8/10
Damaged humanity
9 January 2016
Warning: Spoilers
Kanta is a young man working as a day manual labourer, a role he drifted into after leaving school as soon as the law allowed. Living hand-to-mouth, stuck in a cycle of drink abuse, visits to prostitutes, and dead-end jobs, a glimmer of hope appears when he is befriended by Shoji, who offers up catalyst opportunities with the cute girl in the local bookstore. However, the demons Kanta carries inside him are not so easily exorcised.

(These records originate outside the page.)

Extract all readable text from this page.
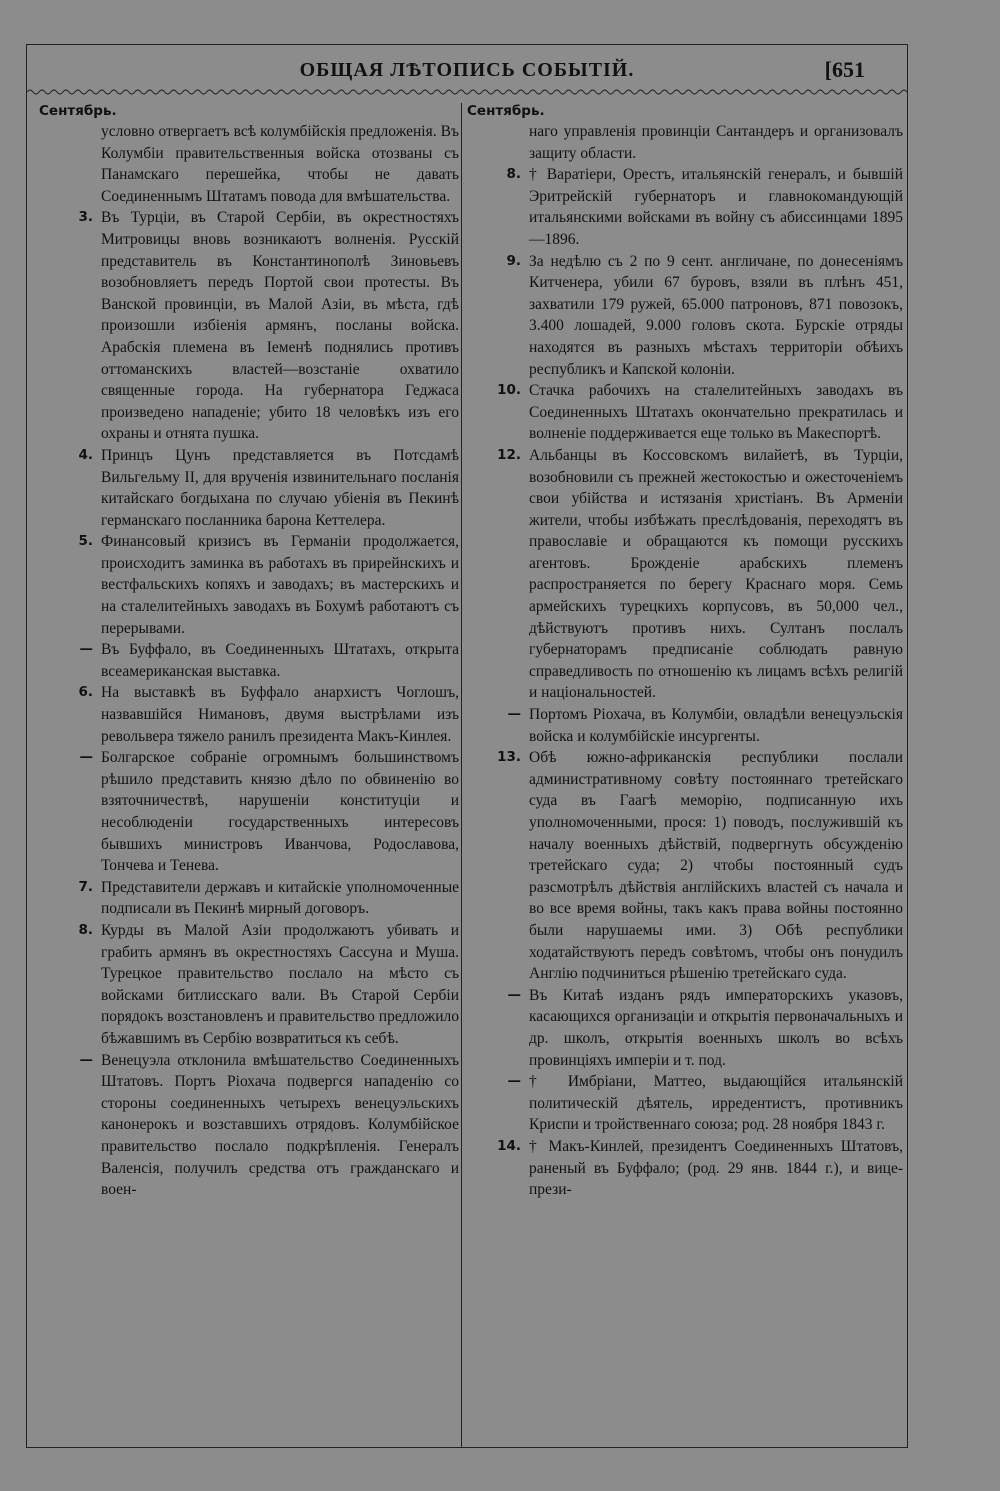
ОБЩАЯ ЛѢТОПИСЬ СОБЫТІЙ.	[651
Сентябрь.
условно отвергаетъ всѣ колумбійскія предложенія. Въ Колумбіи правительственныя войска отозваны съ Панамскаго перешейка, чтобы не давать Соединеннымъ Штатамъ повода для вмѣшательства.
3. Въ Турціи, въ Старой Сербіи, въ окрестностяхъ Митровицы вновь возникаютъ волненія. Русскій представитель въ Константинополѣ Зиновьевъ возобновляетъ передъ Портой свои протесты. Въ Ванской провинціи, въ Малой Азіи, въ мѣста, гдѣ произошли избіенія армянъ, посланы войска. Арабскія племена въ Іеменѣ поднялись противъ оттоманскихъ властей—возстаніе охватило священные города. На губернатора Геджаса произведено нападеніе; убито 18 человѣкъ изъ его охраны и отнята пушка.
4. Принцъ Цунъ представляется въ Потсдамѣ Вильгельму II, для врученія извинительнаго посланія китайскаго богдыхана по случаю убіенія въ Пекинѣ германскаго посланника барона Кеттелера.
5. Финансовый кризисъ въ Германіи продолжается, происходитъ заминка въ работахъ въ прирейнскихъ и вестфальскихъ копяхъ и заводахъ; въ мастерскихъ и на сталелитейныхъ заводахъ въ Бохумѣ работаютъ съ перерывами.
— Въ Буффало, въ Соединенныхъ Штатахъ, открыта всеамериканская выставка.
6. На выставкѣ въ Буффало анархистъ Чоглошъ, назвавшійся Нимановъ, двумя выстрѣлами изъ револьвера тяжело ранилъ президента Макъ-Кинлея.
— Болгарское собраніе огромнымъ большинствомъ рѣшило представить князю дѣло по обвиненію во взяточничествѣ, нарушеніи конституціи и несоблюденіи государственныхъ интересовъ бывшихъ министровъ Иванчова, Родославова, Тончева и Тенева.
7. Представители державъ и китайскіе уполномоченные подписали въ Пекинѣ мирный договоръ.
8. Курды въ Малой Азіи продолжаютъ убивать и грабить армянъ въ окрестностяхъ Сассуна и Муша. Турецкое правительство послало на мѣсто съ войсками битлисскаго вали. Въ Старой Сербіи порядокъ возстановленъ и правительство предложило бѣжавшимъ въ Сербію возвратиться къ себѣ.
— Венецуэла отклонила вмѣшательство Соединенныхъ Штатовъ. Портъ Ріохача подвергся нападенію со стороны соединенныхъ четырехъ венецуэльскихъ канонерокъ и возставшихъ отрядовъ. Колумбійское правительство послало подкрѣпленія. Генералъ Валенсія, получилъ средства отъ гражданскаго и воен-
Сентябрь.
наго управленія провинціи Сантандеръ и организовалъ защиту области.
8. † Варатіери, Орестъ, итальянскій генералъ, и бывшій Эритрейскій губернаторъ и главнокомандующій итальянскими войсками въ войну съ абиссинцами 1895—1896.
9. За недѣлю съ 2 по 9 сент. англичане, по донесеніямъ Китченера, убили 67 буровъ, взяли въ плѣнъ 451, захватили 179 ружей, 65.000 патроновъ, 871 повозокъ, 3.400 лошадей, 9.000 головъ скота. Бурскіе отряды находятся въ разныхъ мѣстахъ территоріи обѣихъ республикъ и Капской колоніи.
10. Стачка рабочихъ на сталелитейныхъ заводахъ въ Соединенныхъ Штатахъ окончательно прекратилась и волненіе поддерживается еще только въ Макеспортѣ.
12. Альбанцы въ Коссовскомъ вилайетѣ, въ Турціи, возобновили съ прежней жестокостью и ожесточеніемъ свои убійства и истязанія христіанъ. Въ Арменіи жители, чтобы избѣжать преслѣдованія, переходятъ въ православіе и обращаются къ помощи русскихъ агентовъ. Брожденіе арабскихъ племенъ распространяется по берегу Краснаго моря. Семь армейскихъ турецкихъ корпусовъ, въ 50,000 чел., дѣйствуютъ противъ нихъ. Султанъ послалъ губернаторамъ предписаніе соблюдать равную справедливость по отношенію къ лицамъ всѣхъ религій и національностей.
— Портомъ Ріохача, въ Колумбіи, овладѣли венецуэльскія войска и колумбійскіе инсургенты.
13. Обѣ южно-африканскія республики послали административному совѣту постояннаго третейскаго суда въ Гаагѣ меморію, подписанную ихъ уполномоченными, прося: 1) поводъ, послужившій къ началу военныхъ дѣйствій, подвергнуть обсужденію третейскаго суда; 2) чтобы постоянный судъ разсмотрѣлъ дѣйствія англійскихъ властей съ начала и во все время войны, такъ какъ права войны постоянно были нарушаемы ими. 3) Обѣ республики ходатайствуютъ передъ совѣтомъ, чтобы онъ понудилъ Англію подчиниться рѣшенію третейскаго суда.
— Въ Китаѣ изданъ рядъ императорскихъ указовъ, касающихся организаціи и открытія первоначальныхъ и др. школъ, открытія военныхъ школъ во всѣхъ провинціяхъ имперіи и т. под.
— † Имбріани, Маттео, выдающійся итальянскій политическій дѣятель, ирредентистъ, противникъ Криспи и тройственнаго союза; род. 28 ноября 1843 г.
14. † Макъ-Кинлей, президентъ Соединенныхъ Штатовъ, раненый въ Буффало; (род. 29 янв. 1844 г.), и вице-прези-
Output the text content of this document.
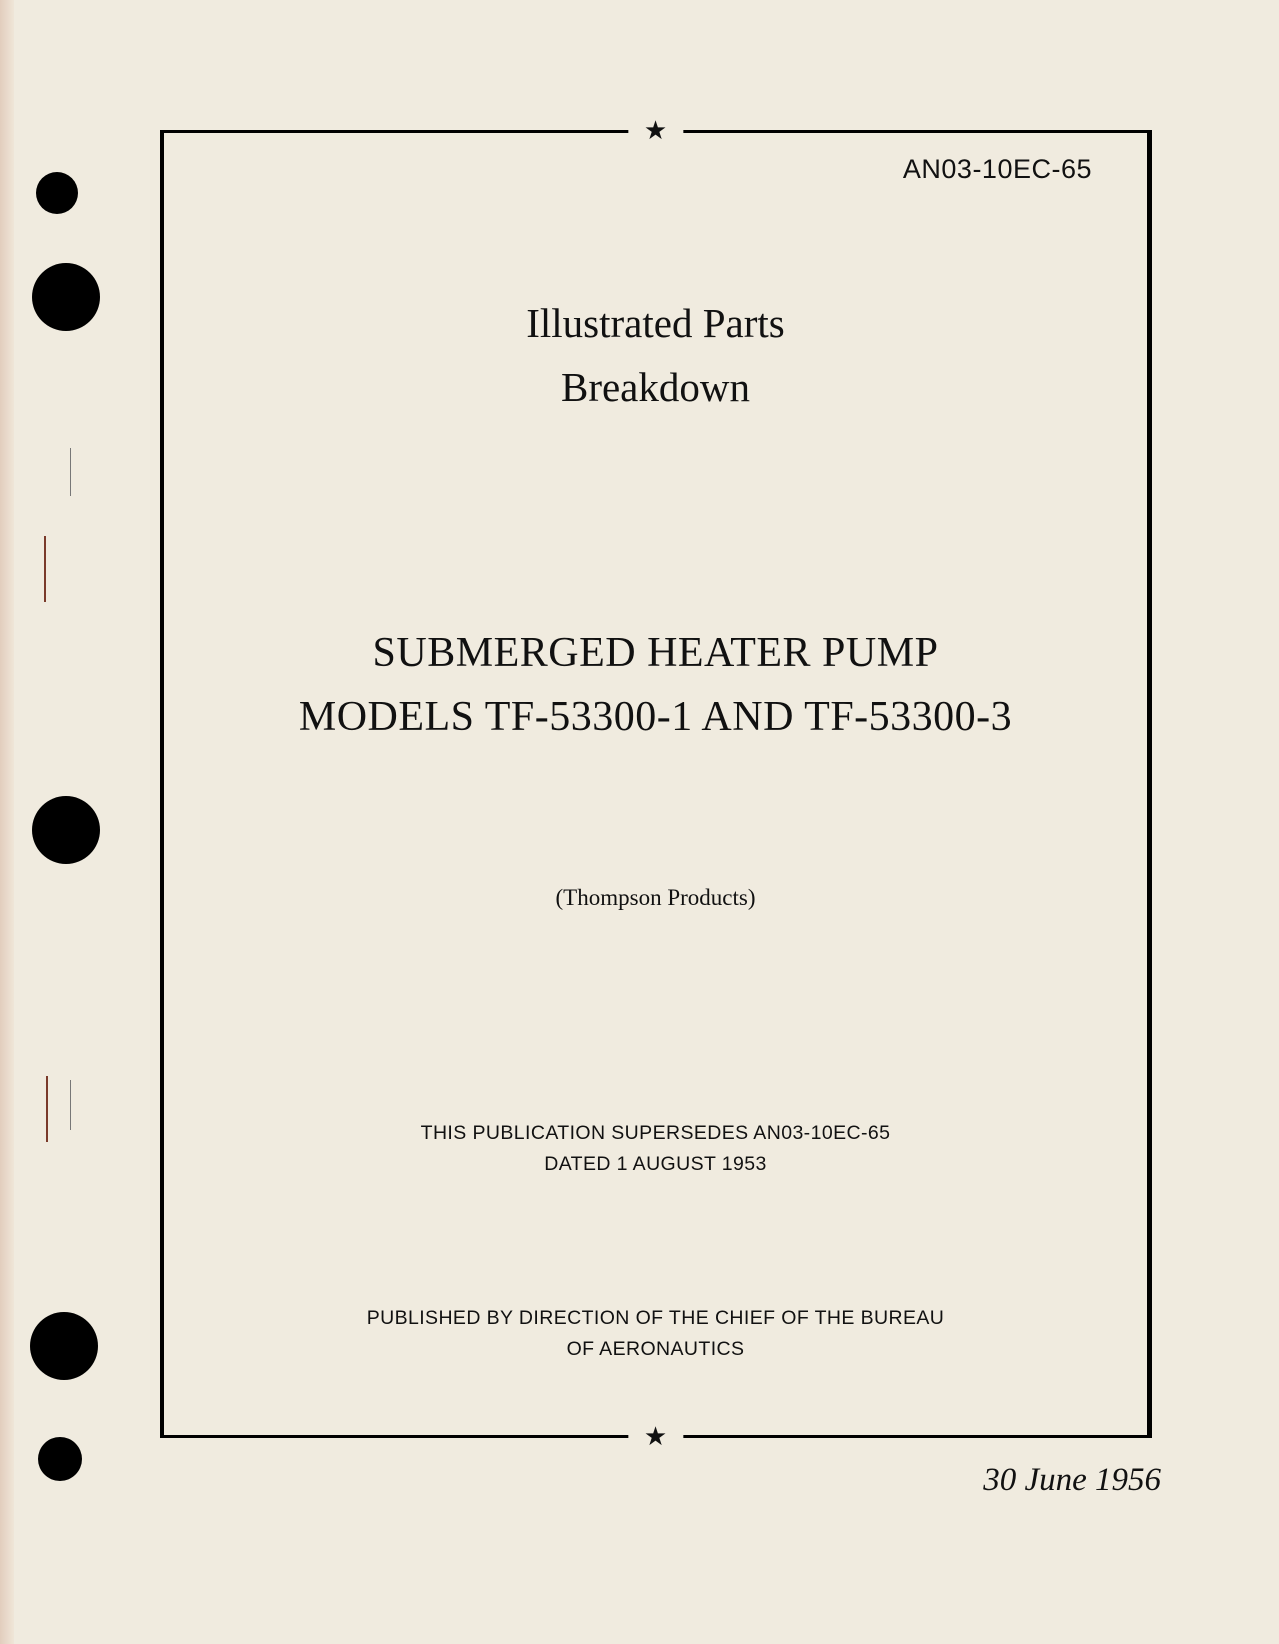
★
★
AN03-10EC-65
Illustrated Parts
Breakdown
SUBMERGED HEATER PUMP
MODELS TF-53300-1 AND TF-53300-3
(Thompson Products)
THIS PUBLICATION SUPERSEDES AN03-10EC-65
DATED 1 AUGUST 1953
PUBLISHED BY DIRECTION OF THE CHIEF OF THE BUREAU
OF AERONAUTICS
30 June 1956
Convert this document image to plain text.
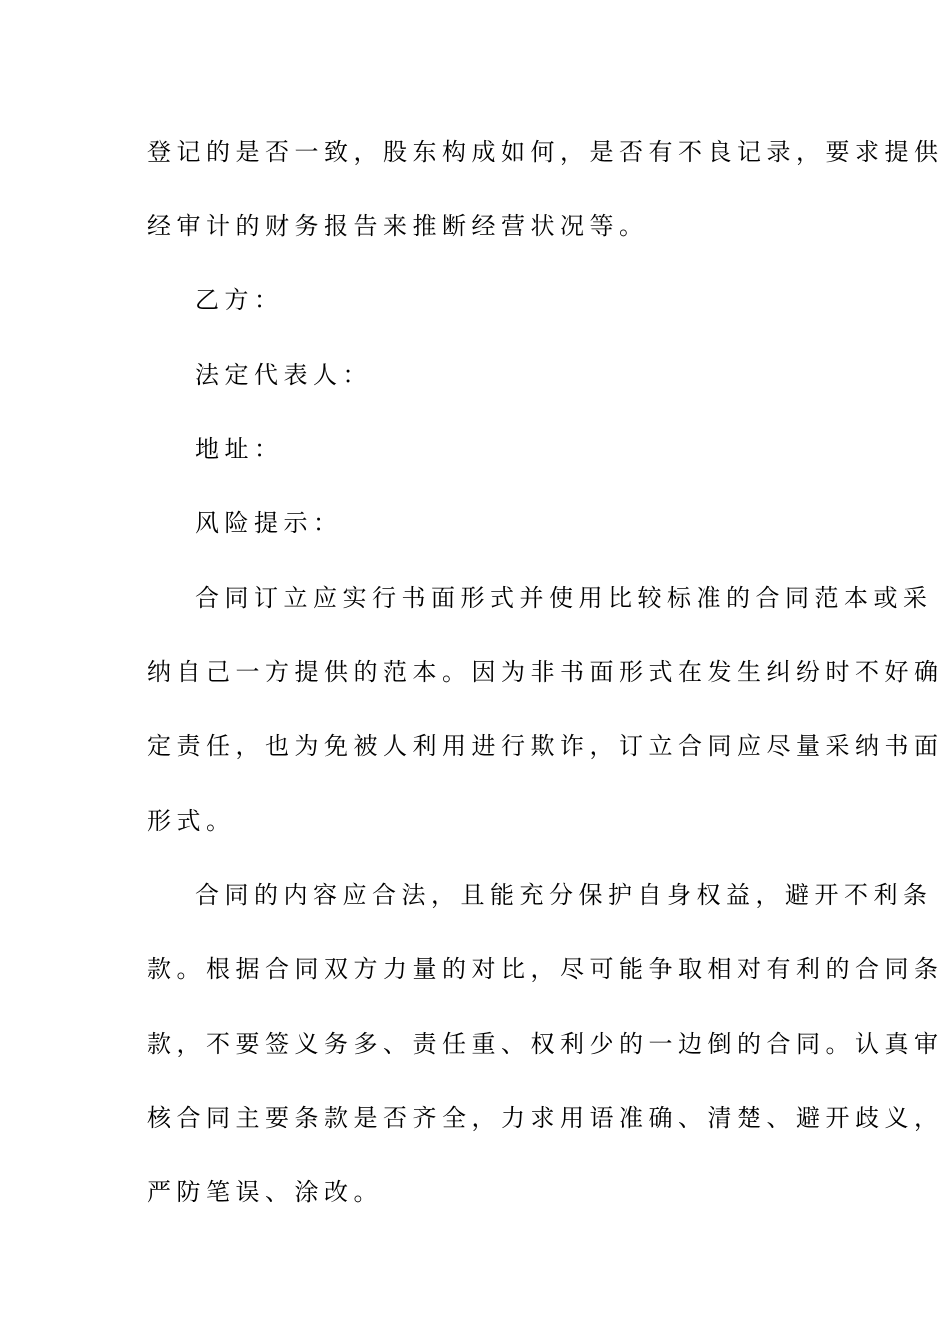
登记的是否一致，股东构成如何，是否有不良记录，要求提供
经审计的财务报告来推断经营状况等。
乙方：
法定代表人：
地址：
风险提示：
合同订立应实行书面形式并使用比较标准的合同范本或采
纳自己一方提供的范本。因为非书面形式在发生纠纷时不好确
定责任，也为免被人利用进行欺诈，订立合同应尽量采纳书面
形式。
合同的内容应合法，且能充分保护自身权益，避开不利条
款。根据合同双方力量的对比，尽可能争取相对有利的合同条
款，不要签义务多、责任重、权利少的一边倒的合同。认真审
核合同主要条款是否齐全，力求用语准确、清楚、避开歧义，
严防笔误、涂改。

Screenwriter Shinji Imaoka offers up a fascinating character study, superbly executed by Mirai Moriyama in an outstanding performance. From beginning to end, we are forced to shift our understanding of Kanta. You cannot help but pity a man - at 19 still in many ways a child - who has had to carry the burden of having a convicted sex offender for a father during his formative years. But then he does something disgusting like lick a girl's hand and you begin to suspect nature may win out over nurture. Aimless, amoral, conniving and at times misanthropic, Kanta is nonetheless human and frail. You see few paths for redemption in a modern Japan where Kanta's coworker is summarily dispensed with when a workplace accident renders him disabled, and for Kanta, the only avenue of negotiation for rent disputes are threats and insincere apologies.

Director Yamashita keeps it all plausible and authentic. At times Kanta's excesses evoke visceral disgust, as his various methods of ejecting bodily fluids - and one attempt at solids - are framed in close-up. At other times there is a light, jaunty tone to proceedings, often dictated by the music which may just be deployed ironically, given the hopeless drudgery of Kanta's day-to-day existence. The comedy is threaded in nicely, and never done for its own sake. Kanta's re-union with his ex-girlfriend and her new beau is funny and terrifying in equal measure. Kanta seems to have the worst life imaginable, till we meet his ex and glimpse the hellhole existence she endures.

Kengo Kôra plays Shoji as a guy trying to do his best for a friend while never losing his wariness. His patience is admirable, and the loss of it forgivable. Atsuko Maeda as love object Yasuko injects a difficult role with an element of mystery. Quite why such a well-balanced, intelligent young woman would indulge a shifty, creepy NEET is an active question that Imaoka's writing and Maeda's acting skill make come alive. In the hands of lesser talent, this would appear a flaw in the narrative. In modern-day Japan isolation, loneliness and withdrawal from society is practically an epidemic, and all three characters in some way embody elements of this.

In the end, Kanta may have found an escape. Or we may be seeing the dream that is the regret of a dying man in a rubbish heap. The film fittingly concludes with questions rather than answers. The social commentary is apt and incisive, but it is the character of Kanta, as unfathomable and memorable as Travis Bickle, that stays with you long after the final credits.